For those who might be unfamiliar with the Silent Hill franchise, here's a quick bit of background. Konami debuted the series in 1999 on the PlayStation, and so far, six subsequent games have so far been released. The Silent Hill series focuses around the titular small town of Silent Hill, a place where psychological forces often take physical shape. Perception of Silent Hill is distorted according to the psychological state of the viewer, typically manifesting itself in either a fairly normal, populated town, an abandoned, foggy town, or a hellish, decaying town known as the Otherworld. Silent Hill games typically take place in this town, with altered characteristics depending on the character behind the screen.

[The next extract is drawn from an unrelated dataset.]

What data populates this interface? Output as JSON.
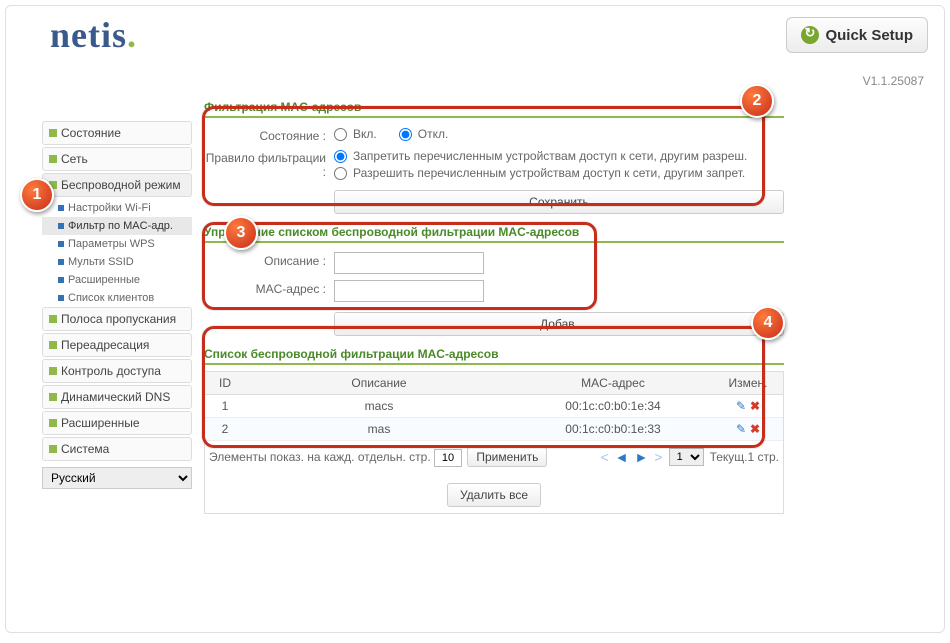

Silent Hill 4, however, deviates from the previous three entries in that it is the first not to take place in the town of Silent Hill. The story begins in an unassuming apartment building in South Ashfield, a town adjacent to Silent Hill. The protagonist of the story, Henry Townshend, wakes up one day to find that he cannot leave his room. His door has been secured with numerous chains and locks, his electronics are dead, his windows can't be opened, and the outside world is completely obvious of his existence. After exploring around and realizing that nothing he tries will allow him to escape the room, Henry discovers a small hole that has opened up in his bathroom wall. And of course, like all good horror stories, Henry decides to climb through the hole in hopes of escaping his apartment, Room 302.

Trust me on this suggestion: grab a close buddy or two, wait until after 9 PM or so, and then cut out all the lights in the room before you play. I've played every Silent Hill I've gotten the opportunity to pick up in this manner, and let me tell ya, nothing beats the camaraderie that comes from being scared shitless together. The atmosphere of Silent Hill 4: The Room is spectacular. Rather than relying on cheap, sudden frights like some horror games, Silent Hill 4 manages to evoke a constant feeling of dread. The ominous background noises and omnipresent shadows make the player apprehensive of each approaching corner might be hiding, and the grainy filter only enhances the effect. Surprisingly, Room 302 itself is one of the creepiest parts of the game; although it's well-lit and resembles a typical apartment, there is unease to be found from its suffocating silence and occasional slight modifications. As pieces of the puzzle begin to reveal themselves and the sinister truth is slowly pieced together, the feeling of mystery and dawning realization rivals that of good suspense films.

As good as the atmosphere is, though, I can't help comparing it to Silent Hill 2, said by many to be the pinnacle of the series (and I wouldn't disagree). On the whole, Silent Hill 4 is much more predictable than its ancestor. The plot and level structure are rather linear; the game is split into a series of different worlds, most of which begin and end in the same fashion and many of which even repeat a second time. The monsters you'll encounter are noticeably less interesting than the Silent Hill 2 guys, with more obvious symbolism and only one or two inspiring genuine awe. Nonetheless, Silent Hill 4's environment is still fantastic, and makes the game worth playing in its own right.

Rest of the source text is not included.